Method: Two-stage sampling

To illustrate the application of SampleCalc, it will be assumed that the 5000 city households are grouped into six districts and that the observations shown in Figure 1 were selected in two stages. In the first, three of the six districts were selected at random and without replacement; these were the districts 1, 2, and Other. In the second stage, a simple random sample without replacement of 2 households was drawn from among the 500 households in District 1, one of 3 households from among the 1100 households in District 2, and one of 5 households from among the 800 households in the district labeled Other. The labels and the number of households in each district are entered in the same worksheet as the sample observations (see Figure 17).

After selecting Two-stage in the Method box, the Group labels dialog box appears.
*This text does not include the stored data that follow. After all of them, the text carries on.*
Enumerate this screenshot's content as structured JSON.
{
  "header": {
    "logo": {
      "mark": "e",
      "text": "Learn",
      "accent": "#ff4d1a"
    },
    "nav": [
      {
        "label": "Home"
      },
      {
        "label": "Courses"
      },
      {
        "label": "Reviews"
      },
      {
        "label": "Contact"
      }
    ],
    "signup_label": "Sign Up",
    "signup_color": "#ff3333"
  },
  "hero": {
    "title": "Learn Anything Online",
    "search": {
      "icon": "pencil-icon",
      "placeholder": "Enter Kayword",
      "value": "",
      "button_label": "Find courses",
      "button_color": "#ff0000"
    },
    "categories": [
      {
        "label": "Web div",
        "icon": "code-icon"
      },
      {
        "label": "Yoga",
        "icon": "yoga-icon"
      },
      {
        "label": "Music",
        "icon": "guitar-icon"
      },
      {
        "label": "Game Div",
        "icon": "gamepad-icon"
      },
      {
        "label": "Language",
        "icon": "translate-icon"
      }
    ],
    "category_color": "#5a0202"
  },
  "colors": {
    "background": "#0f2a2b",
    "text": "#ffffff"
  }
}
  1. In the dialog box entitled Group labels (see Figure 17), select the range containing the labels of the selected groups (strata). Click OK to proceed, or Cancel to abort the program.

Figure 17

  1. In the dialog box entitled Number of Pop. Elements (seeFigure 18), select the range containing the number of elements in each selected group (stratum) in the population. Click OK to proceed, or Cancel to abort the program.

Figure 18

  1. In the dialog box entitled Two-stage random sampling (see Figure 19), enter the number of elements and the number of groups (strata) in the population, and select the desired confidence level (99%, 95%, 90%, 80%, 60%, or 50%). Click OK to proceed or Cancel to abort.

Figure 19

  1. A dialog box entitled Group Identifier will now appear (see Figure 20). Select the label of the one column in the table of data that identifies the group (stratum) to which each sampled element belongs. These labels should be consistent with those in Step 5; otherwise, an error message will eventually appear. Click OK to proceed, or Cancel to abort.

Figure 20

  1. A dialog box entitled First check of population and sample elements will now appear (see Figure 21). It shows the program’s understanding of the labels of the selected groups (strata), and of the corresponding number of elements in the population and sample. If you observe an anomaly, click Cancel to abort SampleCalc, check the data, and begin anew. If the program’s understanding appears correct, click OK to proceed.